Oleh Chiristian Heru Cahyo Saputro, Jurnalis Penyuka seni tradisi tinggal di Tembalang Semarang
Minggu sore, 14 September 2025, jalan Sayangan di jantung Kota Lama Semarang belum sepenuhnya padat. Tapi aroma perayaan telah terasa. Sinar matahari condong ke barat, menaburkan cahaya hangat di sela-sela bangunan kolonial yang bisu oleh waktu. Lalu tiba-tiba, jalanan yang biasa menjadi ruang lalu-lalang itu berubah menjadi panggung. Puluhan orang dari berbagai lapisan masyarakat muncul, bergerak dalam satu irama. Mereka tak sedang demonstrasi, bukan pula parade. Mereka sedang gugur gunung—bukan dalam bentuk kerja fisik, melainkan dalam wujud artistik: flashmob tembang “Gugur Gunung”.

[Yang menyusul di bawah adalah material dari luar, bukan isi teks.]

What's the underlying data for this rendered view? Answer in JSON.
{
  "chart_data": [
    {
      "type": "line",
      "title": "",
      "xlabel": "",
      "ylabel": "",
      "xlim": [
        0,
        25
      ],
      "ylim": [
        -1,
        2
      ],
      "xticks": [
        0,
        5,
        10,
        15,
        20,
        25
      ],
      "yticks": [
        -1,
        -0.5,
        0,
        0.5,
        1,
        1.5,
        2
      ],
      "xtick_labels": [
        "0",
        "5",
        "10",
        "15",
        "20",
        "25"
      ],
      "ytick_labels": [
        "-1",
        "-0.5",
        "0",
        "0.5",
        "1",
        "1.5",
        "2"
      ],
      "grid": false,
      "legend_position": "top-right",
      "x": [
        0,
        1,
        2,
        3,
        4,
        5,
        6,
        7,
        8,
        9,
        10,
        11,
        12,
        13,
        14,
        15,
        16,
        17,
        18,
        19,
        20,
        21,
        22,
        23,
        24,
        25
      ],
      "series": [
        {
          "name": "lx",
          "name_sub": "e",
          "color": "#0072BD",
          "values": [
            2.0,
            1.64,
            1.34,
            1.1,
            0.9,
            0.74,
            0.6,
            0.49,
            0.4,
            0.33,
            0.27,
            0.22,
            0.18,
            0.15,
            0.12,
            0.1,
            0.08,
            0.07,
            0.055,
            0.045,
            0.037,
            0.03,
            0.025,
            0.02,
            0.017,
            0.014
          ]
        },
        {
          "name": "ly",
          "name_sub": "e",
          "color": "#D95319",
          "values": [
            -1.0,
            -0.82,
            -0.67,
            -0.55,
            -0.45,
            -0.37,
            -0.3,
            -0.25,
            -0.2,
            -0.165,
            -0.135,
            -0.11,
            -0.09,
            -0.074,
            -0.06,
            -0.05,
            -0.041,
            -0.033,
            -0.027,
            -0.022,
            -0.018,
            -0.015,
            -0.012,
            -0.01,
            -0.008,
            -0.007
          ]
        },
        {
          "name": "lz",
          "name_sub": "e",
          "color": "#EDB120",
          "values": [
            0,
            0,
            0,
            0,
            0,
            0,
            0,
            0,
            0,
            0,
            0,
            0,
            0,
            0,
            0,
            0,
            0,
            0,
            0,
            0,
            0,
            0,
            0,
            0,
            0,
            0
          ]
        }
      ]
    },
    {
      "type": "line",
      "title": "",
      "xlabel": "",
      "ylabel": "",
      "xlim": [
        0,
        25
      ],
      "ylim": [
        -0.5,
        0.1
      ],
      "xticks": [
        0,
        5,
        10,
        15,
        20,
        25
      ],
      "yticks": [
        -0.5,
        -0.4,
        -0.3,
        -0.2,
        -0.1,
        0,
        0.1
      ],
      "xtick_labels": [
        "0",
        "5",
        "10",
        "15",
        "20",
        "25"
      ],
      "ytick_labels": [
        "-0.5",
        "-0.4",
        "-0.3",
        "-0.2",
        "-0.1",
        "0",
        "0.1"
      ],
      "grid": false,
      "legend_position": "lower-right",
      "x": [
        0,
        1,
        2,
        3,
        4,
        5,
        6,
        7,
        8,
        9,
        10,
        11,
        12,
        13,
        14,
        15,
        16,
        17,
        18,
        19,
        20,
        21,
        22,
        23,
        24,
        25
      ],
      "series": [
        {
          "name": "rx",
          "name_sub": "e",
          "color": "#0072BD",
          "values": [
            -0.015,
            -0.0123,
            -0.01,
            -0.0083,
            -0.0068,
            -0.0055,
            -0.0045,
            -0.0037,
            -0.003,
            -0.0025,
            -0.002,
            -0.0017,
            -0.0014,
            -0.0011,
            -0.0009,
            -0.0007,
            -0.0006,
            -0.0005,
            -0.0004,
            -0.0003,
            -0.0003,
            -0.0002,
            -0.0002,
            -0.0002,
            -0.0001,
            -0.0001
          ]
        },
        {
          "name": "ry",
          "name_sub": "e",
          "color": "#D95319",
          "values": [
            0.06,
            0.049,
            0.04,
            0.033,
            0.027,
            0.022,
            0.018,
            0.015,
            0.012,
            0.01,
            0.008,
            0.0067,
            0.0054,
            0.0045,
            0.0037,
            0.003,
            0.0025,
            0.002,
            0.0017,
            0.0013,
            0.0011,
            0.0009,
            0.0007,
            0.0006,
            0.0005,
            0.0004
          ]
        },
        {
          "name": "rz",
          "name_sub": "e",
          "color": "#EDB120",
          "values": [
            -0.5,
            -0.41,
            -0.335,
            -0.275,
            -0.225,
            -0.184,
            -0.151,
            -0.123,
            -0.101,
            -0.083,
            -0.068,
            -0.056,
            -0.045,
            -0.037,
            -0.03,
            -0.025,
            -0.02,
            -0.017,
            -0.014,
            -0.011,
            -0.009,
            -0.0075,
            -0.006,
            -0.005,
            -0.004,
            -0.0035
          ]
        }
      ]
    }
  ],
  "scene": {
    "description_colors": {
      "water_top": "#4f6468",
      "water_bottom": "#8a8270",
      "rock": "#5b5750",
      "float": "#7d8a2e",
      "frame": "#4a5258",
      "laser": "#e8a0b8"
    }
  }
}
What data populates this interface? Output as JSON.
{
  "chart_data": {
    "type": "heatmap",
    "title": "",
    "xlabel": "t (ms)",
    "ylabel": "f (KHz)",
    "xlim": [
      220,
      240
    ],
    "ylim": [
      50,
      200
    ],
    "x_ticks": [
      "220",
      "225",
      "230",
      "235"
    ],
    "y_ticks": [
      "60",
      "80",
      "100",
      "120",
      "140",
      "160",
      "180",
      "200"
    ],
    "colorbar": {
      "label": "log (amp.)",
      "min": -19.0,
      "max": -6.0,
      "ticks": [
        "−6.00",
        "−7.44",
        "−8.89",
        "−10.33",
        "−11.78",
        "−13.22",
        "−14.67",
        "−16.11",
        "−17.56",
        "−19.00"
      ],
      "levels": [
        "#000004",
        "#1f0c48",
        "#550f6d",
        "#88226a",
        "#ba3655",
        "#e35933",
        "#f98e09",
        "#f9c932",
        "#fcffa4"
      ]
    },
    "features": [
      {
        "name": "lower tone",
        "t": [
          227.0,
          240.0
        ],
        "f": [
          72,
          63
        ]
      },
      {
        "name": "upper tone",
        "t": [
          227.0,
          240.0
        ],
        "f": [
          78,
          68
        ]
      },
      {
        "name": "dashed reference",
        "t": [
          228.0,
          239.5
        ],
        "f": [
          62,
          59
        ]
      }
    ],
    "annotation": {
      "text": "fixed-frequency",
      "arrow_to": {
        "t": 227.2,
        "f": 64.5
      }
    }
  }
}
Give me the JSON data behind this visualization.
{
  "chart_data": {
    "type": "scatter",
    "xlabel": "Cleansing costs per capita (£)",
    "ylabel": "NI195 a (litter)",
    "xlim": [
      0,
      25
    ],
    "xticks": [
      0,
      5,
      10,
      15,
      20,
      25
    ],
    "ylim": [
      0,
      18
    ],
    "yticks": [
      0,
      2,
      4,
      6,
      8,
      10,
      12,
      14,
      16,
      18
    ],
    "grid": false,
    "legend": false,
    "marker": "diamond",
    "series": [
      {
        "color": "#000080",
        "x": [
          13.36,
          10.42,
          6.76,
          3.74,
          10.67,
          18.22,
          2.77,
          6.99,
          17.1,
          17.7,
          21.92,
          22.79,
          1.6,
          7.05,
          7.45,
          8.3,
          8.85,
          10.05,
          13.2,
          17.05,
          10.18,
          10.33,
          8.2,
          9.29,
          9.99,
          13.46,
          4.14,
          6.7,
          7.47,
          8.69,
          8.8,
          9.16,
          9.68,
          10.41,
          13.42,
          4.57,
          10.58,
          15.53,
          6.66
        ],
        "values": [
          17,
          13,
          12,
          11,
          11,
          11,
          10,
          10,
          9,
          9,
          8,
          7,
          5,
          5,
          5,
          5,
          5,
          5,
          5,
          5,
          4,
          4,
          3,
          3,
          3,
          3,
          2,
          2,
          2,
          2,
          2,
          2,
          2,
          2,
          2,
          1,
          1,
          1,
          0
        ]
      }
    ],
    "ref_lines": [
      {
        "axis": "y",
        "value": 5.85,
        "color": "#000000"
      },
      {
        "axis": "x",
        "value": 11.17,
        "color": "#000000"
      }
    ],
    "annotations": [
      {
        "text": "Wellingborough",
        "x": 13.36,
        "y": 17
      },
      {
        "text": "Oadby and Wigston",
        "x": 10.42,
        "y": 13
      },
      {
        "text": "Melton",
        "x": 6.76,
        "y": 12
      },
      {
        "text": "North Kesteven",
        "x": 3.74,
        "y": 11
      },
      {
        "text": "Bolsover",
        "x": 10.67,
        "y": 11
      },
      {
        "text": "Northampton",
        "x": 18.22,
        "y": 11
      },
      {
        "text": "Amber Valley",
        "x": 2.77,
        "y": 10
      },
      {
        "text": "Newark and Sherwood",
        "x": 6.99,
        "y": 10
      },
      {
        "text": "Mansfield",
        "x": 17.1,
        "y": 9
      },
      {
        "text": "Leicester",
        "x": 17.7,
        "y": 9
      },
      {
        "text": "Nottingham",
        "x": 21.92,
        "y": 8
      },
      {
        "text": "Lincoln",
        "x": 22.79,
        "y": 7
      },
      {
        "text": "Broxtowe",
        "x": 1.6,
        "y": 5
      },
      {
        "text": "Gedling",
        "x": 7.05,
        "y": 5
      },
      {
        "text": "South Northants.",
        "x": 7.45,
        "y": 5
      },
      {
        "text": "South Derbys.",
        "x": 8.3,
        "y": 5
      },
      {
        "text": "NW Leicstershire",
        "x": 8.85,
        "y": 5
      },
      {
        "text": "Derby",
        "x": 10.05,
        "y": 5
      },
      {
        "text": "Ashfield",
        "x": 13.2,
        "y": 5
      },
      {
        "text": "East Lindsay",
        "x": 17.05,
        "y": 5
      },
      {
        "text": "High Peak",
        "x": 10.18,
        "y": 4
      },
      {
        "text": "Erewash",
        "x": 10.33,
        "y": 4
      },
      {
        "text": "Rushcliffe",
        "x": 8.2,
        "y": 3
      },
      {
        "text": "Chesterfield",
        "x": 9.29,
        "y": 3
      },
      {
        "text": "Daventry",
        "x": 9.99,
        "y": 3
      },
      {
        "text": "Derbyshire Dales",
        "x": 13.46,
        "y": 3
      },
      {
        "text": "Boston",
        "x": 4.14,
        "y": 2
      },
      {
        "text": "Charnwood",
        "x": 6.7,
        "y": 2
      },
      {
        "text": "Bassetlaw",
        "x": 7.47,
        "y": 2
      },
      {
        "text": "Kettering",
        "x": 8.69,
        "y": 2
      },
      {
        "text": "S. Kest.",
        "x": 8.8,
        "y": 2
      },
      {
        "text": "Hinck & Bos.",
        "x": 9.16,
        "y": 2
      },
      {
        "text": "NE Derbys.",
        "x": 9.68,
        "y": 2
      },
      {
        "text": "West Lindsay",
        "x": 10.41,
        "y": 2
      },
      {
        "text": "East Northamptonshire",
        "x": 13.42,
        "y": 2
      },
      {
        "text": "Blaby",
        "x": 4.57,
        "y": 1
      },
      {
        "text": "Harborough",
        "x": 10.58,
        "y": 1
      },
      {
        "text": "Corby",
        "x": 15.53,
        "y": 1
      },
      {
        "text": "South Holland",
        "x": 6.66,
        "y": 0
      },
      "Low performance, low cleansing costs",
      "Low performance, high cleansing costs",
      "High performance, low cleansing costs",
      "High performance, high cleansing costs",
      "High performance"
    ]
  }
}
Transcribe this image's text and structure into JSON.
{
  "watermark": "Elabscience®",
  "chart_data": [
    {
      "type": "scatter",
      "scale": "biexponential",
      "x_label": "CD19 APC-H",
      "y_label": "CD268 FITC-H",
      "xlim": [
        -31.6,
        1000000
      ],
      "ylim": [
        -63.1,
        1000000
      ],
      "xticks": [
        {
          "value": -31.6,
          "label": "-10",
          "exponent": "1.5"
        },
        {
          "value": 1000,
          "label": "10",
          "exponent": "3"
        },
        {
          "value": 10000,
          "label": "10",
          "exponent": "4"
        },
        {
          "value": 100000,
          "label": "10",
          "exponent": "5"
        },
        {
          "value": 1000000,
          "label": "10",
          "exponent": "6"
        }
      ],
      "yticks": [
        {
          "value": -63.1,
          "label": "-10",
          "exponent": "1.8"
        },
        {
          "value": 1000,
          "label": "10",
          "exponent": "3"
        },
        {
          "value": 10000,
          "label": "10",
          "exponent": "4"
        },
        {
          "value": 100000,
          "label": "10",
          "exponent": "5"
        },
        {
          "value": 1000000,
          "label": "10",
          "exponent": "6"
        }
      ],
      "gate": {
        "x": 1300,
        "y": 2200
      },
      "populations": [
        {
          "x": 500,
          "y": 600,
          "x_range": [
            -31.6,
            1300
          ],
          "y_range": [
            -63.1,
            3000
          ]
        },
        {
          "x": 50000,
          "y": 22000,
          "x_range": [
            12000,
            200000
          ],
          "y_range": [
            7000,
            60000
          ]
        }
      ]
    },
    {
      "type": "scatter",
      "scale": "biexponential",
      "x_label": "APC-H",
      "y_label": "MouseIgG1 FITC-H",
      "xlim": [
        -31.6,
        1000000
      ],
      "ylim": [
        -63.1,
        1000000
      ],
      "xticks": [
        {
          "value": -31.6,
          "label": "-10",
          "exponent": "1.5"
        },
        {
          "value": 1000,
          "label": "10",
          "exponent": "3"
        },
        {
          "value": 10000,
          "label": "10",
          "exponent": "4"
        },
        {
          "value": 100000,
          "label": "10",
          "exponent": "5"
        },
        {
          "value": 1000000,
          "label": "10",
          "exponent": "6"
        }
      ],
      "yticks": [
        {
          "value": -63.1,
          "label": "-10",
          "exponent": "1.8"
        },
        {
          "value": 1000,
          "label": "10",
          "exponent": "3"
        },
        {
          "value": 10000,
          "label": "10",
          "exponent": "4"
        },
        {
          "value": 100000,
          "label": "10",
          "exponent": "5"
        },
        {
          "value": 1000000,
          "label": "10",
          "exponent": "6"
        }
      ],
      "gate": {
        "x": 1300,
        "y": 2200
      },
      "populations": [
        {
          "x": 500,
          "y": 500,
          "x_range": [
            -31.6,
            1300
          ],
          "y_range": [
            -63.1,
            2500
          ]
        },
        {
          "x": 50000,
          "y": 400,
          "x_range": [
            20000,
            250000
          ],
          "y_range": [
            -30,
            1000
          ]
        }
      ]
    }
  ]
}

Tembang Jadi Tubuh, Tubuh Jadi Seruan
Tembang karangan maestro Ki Narto Sabdo itu menggema dari pengeras suara, memandu tiap gerakan para penari yang terdiri dari pelajar, seniman, pedagang, ibu rumah tangga, pemuda komunitas, bahkan petugas kebersihan kota. Mereka bergerak dalam kesederhanaan yang khidmat. Tidak rumit. Tidak teatrikal. Tapi sarat pesan: “Ayo bareng-bareng mbangun urip, mbangun bebrayan.”
Apa yang mereka bangun? Bukan gedung, bukan jalan tol. Tapi watak dan budi pekerti. Di sinilah tembang “Gugur Gunung” menjadi lebih dari nyanyian nostalgia—ia menjelma sebagai wejangan hidup.
Membongkar Ego, Mendirikan Solidaritas
Tembang ini, seperti tubuh-tubuh yang menari sore itu, menegaskan bahwa pembangunan bukanlah hasil satu tokoh, bukan pula kemegahan individu. “Gugur Gunung” adalah sindiran halus terhadap egoisme dan elitisme, dan sekaligus pujian terhadap kekuatan gotong royong.
Saat anak dan ibu menari berdampingan, saat mahasiswa dan tukang parkir bergerak selaras, Kota Lama menjadi panggung di mana kelas sosial runtuh dan kolektivitas jadi aktor utama.
Tradisi dalam Wajah Masa Kini
Flashmob ini bukan sekadar pertunjukan. Ia adalah tubuh kolektif yang menyampaikan ingatan budaya dalam bahasa gerak. Di tengah dunia yang makin individualistik, para penari ini mengajak kita kembali pada akar: bahwa hidup tidak dijalani sendiri. Bahwa membangun tidak harus berarti merusak, tapi bisa dilakukan dengan menyatu bersama alam dan masyarakat.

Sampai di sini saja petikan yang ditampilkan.